Monday, June 24, 2013

Bonhoeffer's Question to Me: Do You Love Jesus?

Preface: Don’t Panic. Read the whole thing.

Something to listen to while reading:
zero-project: Touch of serenity

I am currently reading Eric Metaxas’ book “Seven Men,” where he looks at seven different men from history and asks what made them great men. In his chapter on Dietrich Bonhoeffer there is a line that says, ‘One of his students said that Bonhoeffer once asked him, “Do you love Jesus?” (pg. 99)’

Do I love Jesus?

I like him. I like the things he said. I agree with them. I think he is a good king and ruler, but do I love him?

How can I evangelize when I don’t even have an acceptable answer to that most basic of questions? How can I impact positively the people around me if I am unable to give that question an answer?

How can I persuade people to the absolute greatness of Jesus when I myself have not yet been fully persuaded in my own heart? I say “in my heart” because in my mind I have been persuaded. But those two things are not the same. The mind and the heart are not the same. My affections are separate, separated.


The three most important things in real estate are location, location, location. The three most important things in interpretation are context, context, context.


I say this as a warning for interpretation of the previous statements about whether I love Jesus. Here is part of my context.


My emotions are totally broken, and willfully so. It’s not a matter of them being underdeveloped, or malnourished. It’s a matter of my willfully having killed them; of knowing how to control my heart and the physical aspects of my body (like heart rate) so that I do not feel when I do not want to. This has been by modus operandi for dealing with sin and disappointment.


Even now, as I sit writing this and reviewing in my mind these things, I can feel myself controlling my heart rate and forcibly clearing my mind of emotions and thoughts that would make me sad. As I said, this is how I deal with sin and negative emotions. I have never been taught how to biblically process through negative emotions. All I know is that I do not like them and I have the ability to not feel them. So why not kill those emotions and move on? As for sin, I was never taught how to resist sin. I was told to flee it. The easiest way to flee sin, in my experience, is to kill the emotion leading me to that sin in its infancy; to calmly, coldly, rationally say no, and to murder the emotion. And it’s worked out pretty well so far.


Except, as you will have guessed, this “And it’s worked out pretty well so far,” comes with some problems. Namely, that I do not feel and am not moved from the heart when I ought to be. How do I love Jesus with all of my heart, when I killed and buried my heart behind a placid face a long time ago? How do I love anything for that matter?
 

Do I love Jesus?

No, but that is not because he is not lovely. It is because my heart and my emotions are so totally broken that I have no idea of how to love, or what it even looks like.

I would like to believe that my heart is actually really sensitive at its core, maybe even more so than most people. But I hate it getting hurt. And so the only way to protect it has been to seal it in a vault and throw it into the sea.

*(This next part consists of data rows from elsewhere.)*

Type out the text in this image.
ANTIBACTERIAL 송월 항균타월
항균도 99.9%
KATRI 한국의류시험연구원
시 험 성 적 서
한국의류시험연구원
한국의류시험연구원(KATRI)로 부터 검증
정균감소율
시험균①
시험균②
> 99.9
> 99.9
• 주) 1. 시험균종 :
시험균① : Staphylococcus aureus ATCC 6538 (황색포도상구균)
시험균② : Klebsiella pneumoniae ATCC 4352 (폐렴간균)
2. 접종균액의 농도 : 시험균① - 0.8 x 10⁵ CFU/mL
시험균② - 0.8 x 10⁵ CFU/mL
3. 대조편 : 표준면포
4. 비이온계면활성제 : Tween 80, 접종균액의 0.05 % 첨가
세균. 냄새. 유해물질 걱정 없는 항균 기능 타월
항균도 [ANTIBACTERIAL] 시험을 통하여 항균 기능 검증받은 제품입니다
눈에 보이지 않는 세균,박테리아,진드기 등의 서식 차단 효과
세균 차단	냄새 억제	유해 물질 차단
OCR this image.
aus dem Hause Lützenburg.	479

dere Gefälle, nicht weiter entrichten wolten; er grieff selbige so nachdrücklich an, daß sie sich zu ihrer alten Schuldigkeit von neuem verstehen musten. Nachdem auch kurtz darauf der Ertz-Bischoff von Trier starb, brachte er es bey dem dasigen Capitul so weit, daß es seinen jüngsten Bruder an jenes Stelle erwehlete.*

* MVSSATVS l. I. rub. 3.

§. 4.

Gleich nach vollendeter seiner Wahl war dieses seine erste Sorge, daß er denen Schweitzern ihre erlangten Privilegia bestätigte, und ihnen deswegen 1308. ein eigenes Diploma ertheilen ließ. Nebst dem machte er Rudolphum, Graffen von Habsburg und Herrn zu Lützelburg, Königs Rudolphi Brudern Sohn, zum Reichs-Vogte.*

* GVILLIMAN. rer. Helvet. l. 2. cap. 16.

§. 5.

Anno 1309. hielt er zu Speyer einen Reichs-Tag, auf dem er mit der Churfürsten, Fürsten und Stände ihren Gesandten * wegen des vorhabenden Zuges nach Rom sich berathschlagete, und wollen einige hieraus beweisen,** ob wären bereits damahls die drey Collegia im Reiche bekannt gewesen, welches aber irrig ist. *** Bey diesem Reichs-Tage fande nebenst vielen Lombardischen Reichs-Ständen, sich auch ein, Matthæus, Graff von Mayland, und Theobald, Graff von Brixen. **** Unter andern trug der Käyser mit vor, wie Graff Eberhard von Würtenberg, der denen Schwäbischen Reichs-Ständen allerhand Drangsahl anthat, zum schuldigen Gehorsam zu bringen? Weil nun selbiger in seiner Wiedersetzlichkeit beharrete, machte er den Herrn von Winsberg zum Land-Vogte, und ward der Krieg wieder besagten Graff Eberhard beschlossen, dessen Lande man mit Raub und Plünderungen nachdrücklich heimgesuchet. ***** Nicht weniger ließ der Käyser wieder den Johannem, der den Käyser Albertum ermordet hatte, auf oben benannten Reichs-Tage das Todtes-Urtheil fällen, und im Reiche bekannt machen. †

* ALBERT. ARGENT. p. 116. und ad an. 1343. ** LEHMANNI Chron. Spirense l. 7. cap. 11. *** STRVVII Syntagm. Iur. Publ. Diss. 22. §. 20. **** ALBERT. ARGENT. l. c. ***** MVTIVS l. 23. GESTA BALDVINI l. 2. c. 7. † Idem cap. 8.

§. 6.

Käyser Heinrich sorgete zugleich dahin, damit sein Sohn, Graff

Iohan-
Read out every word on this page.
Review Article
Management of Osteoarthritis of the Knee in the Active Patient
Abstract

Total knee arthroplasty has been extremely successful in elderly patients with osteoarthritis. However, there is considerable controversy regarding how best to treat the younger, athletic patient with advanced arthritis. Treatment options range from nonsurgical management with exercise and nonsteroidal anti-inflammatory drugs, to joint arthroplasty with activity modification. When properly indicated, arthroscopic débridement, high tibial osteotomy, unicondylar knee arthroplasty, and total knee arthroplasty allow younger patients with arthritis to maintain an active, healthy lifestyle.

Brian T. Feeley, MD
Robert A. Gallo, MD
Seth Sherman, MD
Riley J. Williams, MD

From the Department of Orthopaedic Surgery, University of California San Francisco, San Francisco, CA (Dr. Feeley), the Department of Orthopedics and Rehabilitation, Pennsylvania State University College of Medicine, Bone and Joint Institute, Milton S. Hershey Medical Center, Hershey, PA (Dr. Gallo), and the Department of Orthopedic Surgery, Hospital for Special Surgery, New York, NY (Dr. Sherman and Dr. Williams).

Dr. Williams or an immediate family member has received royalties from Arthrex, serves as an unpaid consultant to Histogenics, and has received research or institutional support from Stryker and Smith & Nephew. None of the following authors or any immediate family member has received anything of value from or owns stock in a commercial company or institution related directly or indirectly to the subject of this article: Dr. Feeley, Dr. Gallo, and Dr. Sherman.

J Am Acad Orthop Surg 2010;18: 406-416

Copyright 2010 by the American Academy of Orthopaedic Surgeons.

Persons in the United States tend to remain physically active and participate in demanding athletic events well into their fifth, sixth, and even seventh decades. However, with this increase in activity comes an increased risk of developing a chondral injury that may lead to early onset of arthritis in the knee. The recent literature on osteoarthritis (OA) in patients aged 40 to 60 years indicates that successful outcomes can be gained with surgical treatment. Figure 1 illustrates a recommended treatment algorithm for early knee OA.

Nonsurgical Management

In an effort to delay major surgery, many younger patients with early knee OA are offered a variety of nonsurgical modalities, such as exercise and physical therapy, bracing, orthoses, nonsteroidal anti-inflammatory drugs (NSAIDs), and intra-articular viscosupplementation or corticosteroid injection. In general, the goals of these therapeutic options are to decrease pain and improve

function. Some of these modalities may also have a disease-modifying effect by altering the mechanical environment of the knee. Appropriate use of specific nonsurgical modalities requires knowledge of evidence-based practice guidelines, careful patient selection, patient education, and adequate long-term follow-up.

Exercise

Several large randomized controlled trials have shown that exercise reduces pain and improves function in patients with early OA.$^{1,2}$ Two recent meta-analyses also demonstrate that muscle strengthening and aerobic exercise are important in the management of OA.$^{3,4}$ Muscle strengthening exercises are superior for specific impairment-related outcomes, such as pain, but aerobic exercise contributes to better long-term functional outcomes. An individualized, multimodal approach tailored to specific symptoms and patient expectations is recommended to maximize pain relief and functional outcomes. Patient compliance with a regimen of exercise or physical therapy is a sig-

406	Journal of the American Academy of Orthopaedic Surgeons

But perhaps that is only wishful thinking.

How do you help someone when you feel sadness at their state, but do not feel love for them? How do you get motivated to do anything, when your motivator is broken? I have a computer that works perfectly fine when on. However, the power button does not work and thus cannot be turned on. I view affections as the “on-button” of actions. How do I do anything, if I cannot be powered on?



This whole project, of feeling again (?), has been a long project in the running, beginning in January of last year with the start of a story I wanted to write. I knew at the outset that the story would fall flat on its face if I, as the author, were not able to feel the various parts of the story. Thus I picked out songs that I felt fit various scenes from the story and made a playlist so that I could feel my way through the story. The only problem with this process is that there are significant parts of the story that are sad, and so there were a lot of songs that reflect that emotion. So eventually I had to stop listening to the playlist, to preserve my sanity.

But this was a defibrillator shock to my heart that I needed. In fact the whole writing process has been really good for me, on various levels (now I just need someone to listen to the outline I have for the first book and ask good questions that will help me better be able to direct my writing).

However, the process of integrating my emotions into my actions is scary for me. This (killed emotions) has been the way I have operated for numerous years, and I don’t remember when I have not operated this way. I feel like I am messing with the bios of my heart, where one wrong move will irreparably brick the machine.

So how does one wake up a coma patient? “Hey, Heart, you awake?” No answer. How does one fix what one does not know how to repair?


I hate showing process, because people look at you as though you are already completed and judge you for that. I don’t like showing myself or what I think or what I write until I am completely done because I do not want to be judged and evaluated on work that is only half done. But when in this life will anything be fully done?

Do I love Jesus?

In the broken state that I am in, so far as I am able, yes. But I need further sanctification before I will truly be able to say that I love him with all my heart.


[Note: This article has not been written as perfectly or as coherently as I would like it to have been written. It does not contain everything that I could have said, the other parts of the context that might be helpful to further grasping the proper interpretation of the article. But that’s process for you.]